Charlottenburger Str. 1, 22043 Wandsbek

Highlights

  • Das Jenfeld-Haus ist seit 1991 ein kulturelles Zentrum im Osten Hamburgs mit barockem Altbau und modernem Anbau.
  • Rollstuhlgerechter Zugang, Parkplätze und WC machen das Jenfeld-Haus inklusiv für alle Besucher nutzbar.
  • Gefördert vom Bezirksamt Wandsbek bietet das Haus seit 1996 ein vielfältiges Programm aus Kunst, Musik und Sport.

Tipps

  • Der barrierefreie Zugang ermöglicht Besuchern mit Mobilitätseinschränkungen einen ungehinderten Eintritt ins Jenfeld-Haus.
  • Ein rollstuhlgerechter Parkplatz direkt am Gebäude erleichtert die Anreise für alle Gäste.
  • Rollstuhlgerechte Toiletten stehen im Haus zur Verfügung und bieten ausreichend Platz für eine komfortable Nutzung.

Eigenschaften

Kulturell Ganzjährig

Kulturzentrum Jenfeld-Haus Wandsbek: Kultur erleben

Das Jenfeld-Haus in Wandsbek ist ein lebendiges Zentrum für Kultur, Begegnung und Gemeinschaft im Osten Hamburgs. Seit seiner Eröffnung 1991 verkörpert es die kulturelle Vielfalt der Region und bietet mit seinem einzigartigen Architekturmix aus historischem Altbau und modernem Neubau einen inspirierenden Rahmen für vielfältige Aktivitäten. Besonders seit 1996 besticht das Haus durch seine gelungene Verbindung von Tradition und zeitgenössischem Design, was es zu einem besonderen Ort für Einheimische und Besucher macht.

Als barrierefreies Gemeindezentrum ist das Jenfeld-Haus besonders zugänglich gestaltet – mit rollstuhlgerechtem Eingang, Parkplätzen und Toiletten, die den Anforderungen moderner Inklusion gerecht werden. Das Haus fördert gezielt den Austausch zwischen Menschen unterschiedlicher Herkunft und Hintergründe, indem es ein breites Spektrum an Angeboten unter einem Dach vereint. Von künstlerischen Workshops bis hin zu integrativen Sport- und Musikprojekten wird hier die lokale Gemeinschaft gestärkt.

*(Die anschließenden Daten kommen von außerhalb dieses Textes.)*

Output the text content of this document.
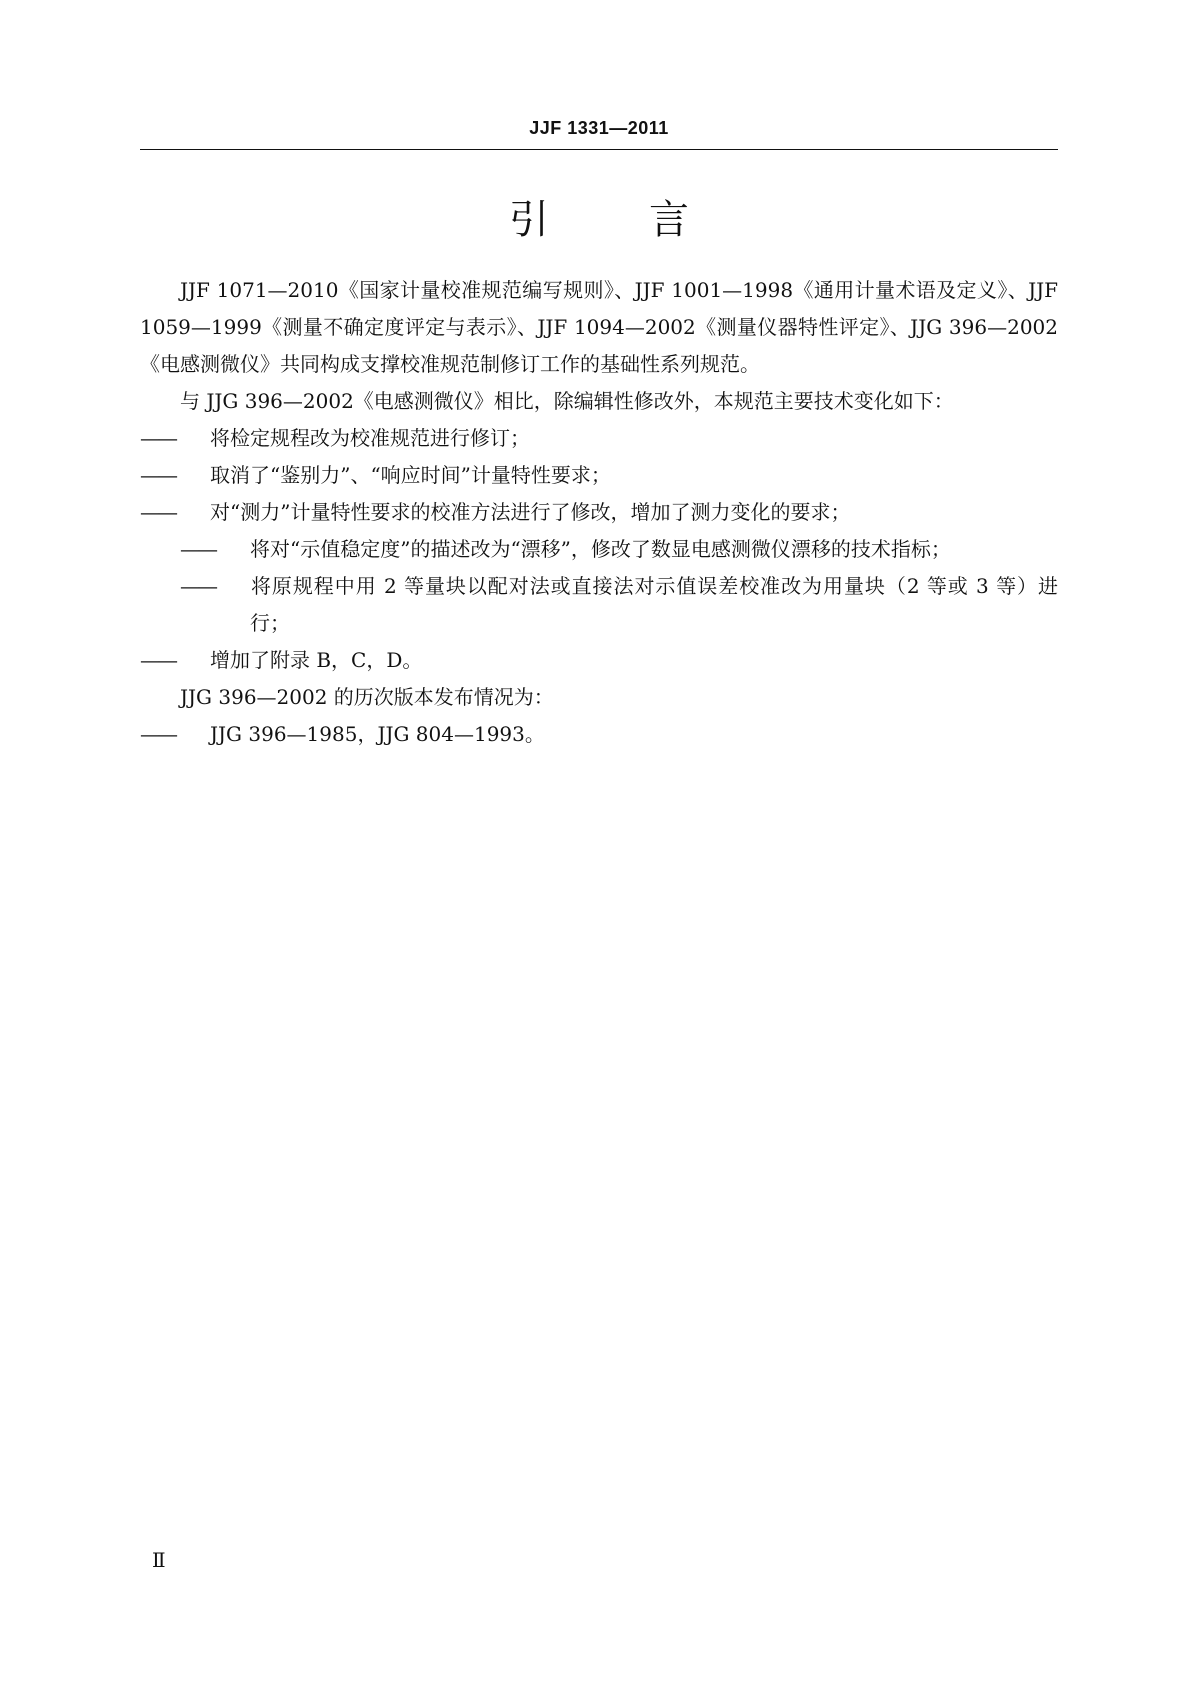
JJF 1331—2011
引	言

JJF 1071—2010《国家计量校准规范编写规则》、JJF 1001—1998《通用计量术语及定义》、JJF 1059—1999《测量不确定度评定与表示》、JJF 1094—2002《测量仪器特性评定》、JJG 396—2002《电感测微仪》共同构成支撑校准规范制修订工作的基础性系列规范。

与 JJG 396—2002《电感测微仪》相比，除编辑性修改外，本规范主要技术变化如下：

—— 将检定规程改为校准规范进行修订；

—— 取消了“鉴别力”、“响应时间”计量特性要求；

—— 对“测力”计量特性要求的校准方法进行了修改，增加了测力变化的要求；

—— 将对“示值稳定度”的描述改为“漂移”，修改了数显电感测微仪漂移的技术指标；

—— 将原规程中用 2 等量块以配对法或直接法对示值误差校准改为用量块（2 等或 3 等）进行；

—— 增加了附录 B，C，D。

JJG 396—2002 的历次版本发布情况为：

—— JJG 396—1985，JJG 804—1993。

Ⅱ
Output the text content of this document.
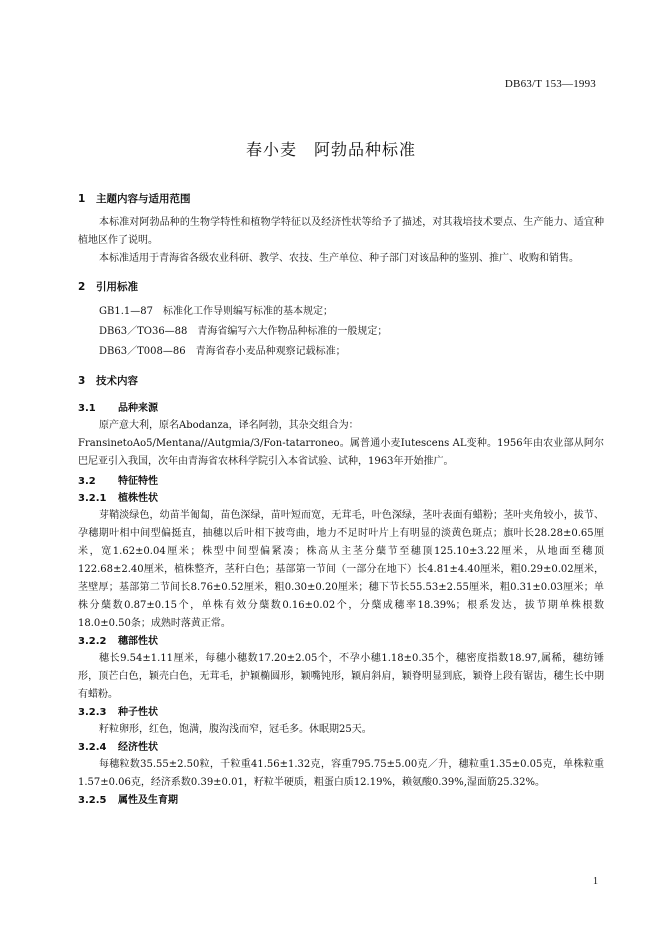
DB63/T 153—1993
春小麦　阿勃品种标准

1 主题内容与适用范围

本标准对阿勃品种的生物学特性和植物学特征以及经济性状等给予了描述，对其栽培技术要点、生产能力、适宜种植地区作了说明。

本标准适用于青海省各级农业科研、教学、农技、生产单位、种子部门对该品种的鉴别、推广、收购和销售。

2 引用标准

GB1.1—87　标准化工作导则编写标准的基本规定；

DB63／TO36—88　青海省编写六大作物品种标准的一般规定；

DB63／T008—86　青海省春小麦品种观察记载标准；

3 技术内容

3.1 品种来源

原产意大利，原名Abodanza，译名阿勃，其杂交组合为：

FransinetoAo5/Mentana//Autgmia/3/Fon-tatarroneo。属普通小麦Iutescens AL变种。1956年由农业部从阿尔巴尼亚引入我国，次年由青海省农林科学院引入本省试验、试种，1963年开始推广。

3.2 特征特性

3.2.1 植株性状

芽鞘淡绿色，幼苗半匍匐，苗色深绿，苗叶短而宽，无茸毛，叶色深绿，茎叶表面有蜡粉；茎叶夹角较小，拔节、孕穗期叶相中间型偏挺直，抽穗以后叶相下披弯曲，地力不足时叶片上有明显的淡黄色斑点；旗叶长28.28±0.65厘米，宽1.62±0.04厘米；株型中间型偏紧凑；株高从主茎分蘖节至穗顶125.10±3.22厘米，从地面至穗顶122.68±2.40厘米，植株整齐，茎秆白色；基部第一节间（一部分在地下）长4.81±4.40厘米，粗0.29±0.02厘米，茎壁厚；基部第二节间长8.76±0.52厘米，粗0.30±0.20厘米；穗下节长55.53±2.55厘米，粗0.31±0.03厘米；单株分蘖数0.87±0.15个，单株有效分蘖数0.16±0.02个，分蘖成穗率18.39%；根系发达，拔节期单株根数18.0±0.50条；成熟时落黄正常。

3.2.2 穗部性状

穗长9.54±1.11厘米，每穗小穗数17.20±2.05个，不孕小穗1.18±0.35个，穗密度指数18.97,属稀，穗纺锤形，顶芒白色，颖壳白色，无茸毛，护颖椭圆形，颖嘴钝形，颖肩斜肩，颖脊明显到底，颖脊上段有锯齿，穗生长中期有蜡粉。

3.2.3 种子性状

籽粒卵形，红色，饱满，腹沟浅而窄，冠毛多。休眠期25天。

3.2.4 经济性状

每穗粒数35.55±2.50粒，千粒重41.56±1.32克，容重795.75±5.00克／升，穗粒重1.35±0.05克，单株粒重1.57±0.06克，经济系数0.39±0.01，籽粒半硬质，粗蛋白质12.19%，赖氨酸0.39%,湿面筋25.32%。

3.2.5 属性及生育期

1
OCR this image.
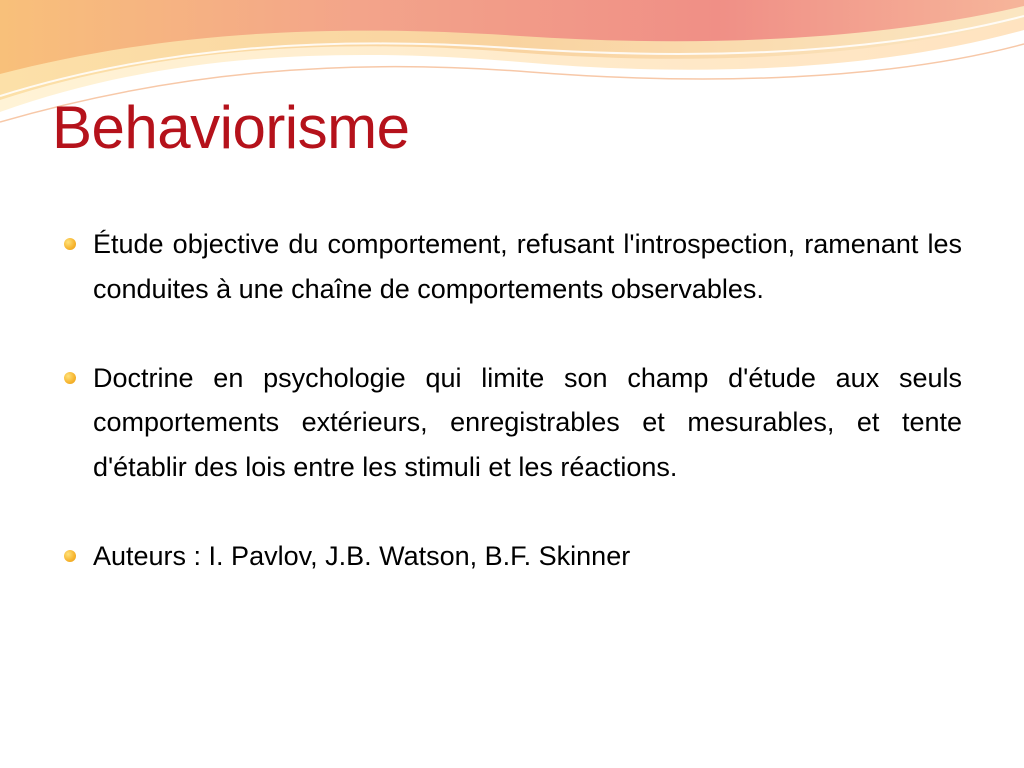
Behaviorisme
Étude objective du comportement, refusant l'introspection, ramenant les conduites à une chaîne de comportements observables.
Doctrine en psychologie qui limite son champ d'étude aux seuls comportements extérieurs, enregistrables et mesurables, et tente d'établir des lois entre les stimuli et les réactions.
Auteurs : I. Pavlov, J.B. Watson, B.F. Skinner
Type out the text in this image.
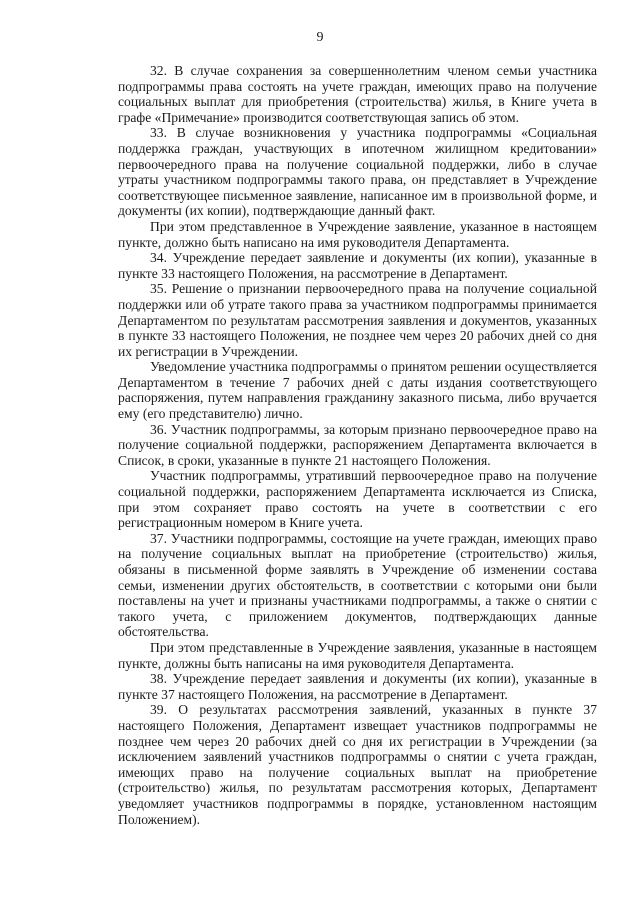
9

32. В случае сохранения за совершеннолетним членом семьи участника подпрограммы права состоять на учете граждан, имеющих право на получение социальных выплат для приобретения (строительства) жилья, в Книге учета в графе «Примечание» производится соответствующая запись об этом.

33. В случае возникновения у участника подпрограммы «Социальная поддержка граждан, участвующих в ипотечном жилищном кредитовании» первоочередного права на получение социальной поддержки, либо в случае утраты участником подпрограммы такого права, он представляет в Учреждение соответствующее письменное заявление, написанное им в произвольной форме, и документы (их копии), подтверждающие данный факт.

При этом представленное в Учреждение заявление, указанное в настоящем пункте, должно быть написано на имя руководителя Департамента.

34. Учреждение передает заявление и документы (их копии), указанные в пункте 33 настоящего Положения, на рассмотрение в Департамент.

35. Решение о признании первоочередного права на получение социальной поддержки или об утрате такого права за участником подпрограммы принимается Департаментом по результатам рассмотрения заявления и документов, указанных в пункте 33 настоящего Положения, не позднее чем через 20 рабочих дней со дня их регистрации в Учреждении.

Уведомление участника подпрограммы о принятом решении осуществляется Департаментом в течение 7 рабочих дней с даты издания соответствующего распоряжения, путем направления гражданину заказного письма, либо вручается ему (его представителю) лично.

36. Участник подпрограммы, за которым признано первоочередное право на получение социальной поддержки, распоряжением Департамента включается в Список, в сроки, указанные в пункте 21 настоящего Положения.

Участник подпрограммы, утративший первоочередное право на получение социальной поддержки, распоряжением Департамента исключается из Списка, при этом сохраняет право состоять на учете в соответствии с его регистрационным номером в Книге учета.

37. Участники подпрограммы, состоящие на учете граждан, имеющих право на получение социальных выплат на приобретение (строительство) жилья, обязаны в письменной форме заявлять в Учреждение об изменении состава семьи, изменении других обстоятельств, в соответствии с которыми они были поставлены на учет и признаны участниками подпрограммы, а также о снятии с такого учета, с приложением документов, подтверждающих данные обстоятельства.

При этом представленные в Учреждение заявления, указанные в настоящем пункте, должны быть написаны на имя руководителя Департамента.

38. Учреждение передает заявления и документы (их копии), указанные в пункте 37 настоящего Положения, на рассмотрение в Департамент.

39. О результатах рассмотрения заявлений, указанных в пункте 37 настоящего Положения, Департамент извещает участников подпрограммы не позднее чем через 20 рабочих дней со дня их регистрации в Учреждении (за исключением заявлений участников подпрограммы о снятии с учета граждан, имеющих право на получение социальных выплат на приобретение (строительство) жилья, по результатам рассмотрения которых, Департамент уведомляет участников подпрограммы в порядке, установленном настоящим Положением).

Kulturelle Bildung und kreative Ausdrucksformen stehen im Mittelpunkt: Ob Kalligraphie-Kurse, die historische Schriften wie die spätmittelalterliche Bastarda mit modernen Techniken verbinden, oder musikalische Projekte, die internationale Verständigung durch Klänge ermöglichen – das Jenfeld-Haus bietet Raum für Experimentierfreude. Besonders bekannt ist die hier entstandene Idee, Musik als universelle Sprache zu nutzen, um Brücken zwischen Menschen zu bauen. Professionelle Künstler:innen wie die Klavier- und Gesangslehrerin Nekhamkina unterrichten hier und präsentieren regelmäßig ihre Werke in Aufführungen, die auch über die Grenzen Wandsbeks hinaus bekannt sind.

Auch gesundheitsorientierte Angebote wie sanfte Yoga-Kurse für Familien oder Feldenkrais-Methoden zur Bewegungsförderung zeigen die Vielfalt des Programms. Selbsthilfegruppen wie die Tinnitus-Selbsthilfeorganisation nutzen die Räumlichkeiten, um Betroffenen Unterstützung und Austausch zu bieten. Durch solche Initiativen wird das Jenfeld-Haus zu einem Ort der Solidarität, an dem sich Menschen aller Altersgruppen und Hintergründe wohlfühlen und aktiv einbringen können.

Mit seinem offenen Konzept und der Betonung auf Teilhabe steht das Jenfeld-Haus für eine Kultur, die Vielfalt feiert und Raum für Neues schafft. Ob als Treffpunkt für Vereine, Ort der künstlerischen Entfaltung oder Plattform für gesundheitliche Aufklärung – das Haus ist ein zentraler Akteur im kulturellen Leben Jenfelds und ein Beispiel dafür, wie Gemeinschaft durch gemeinsame Projekte gestärkt wird.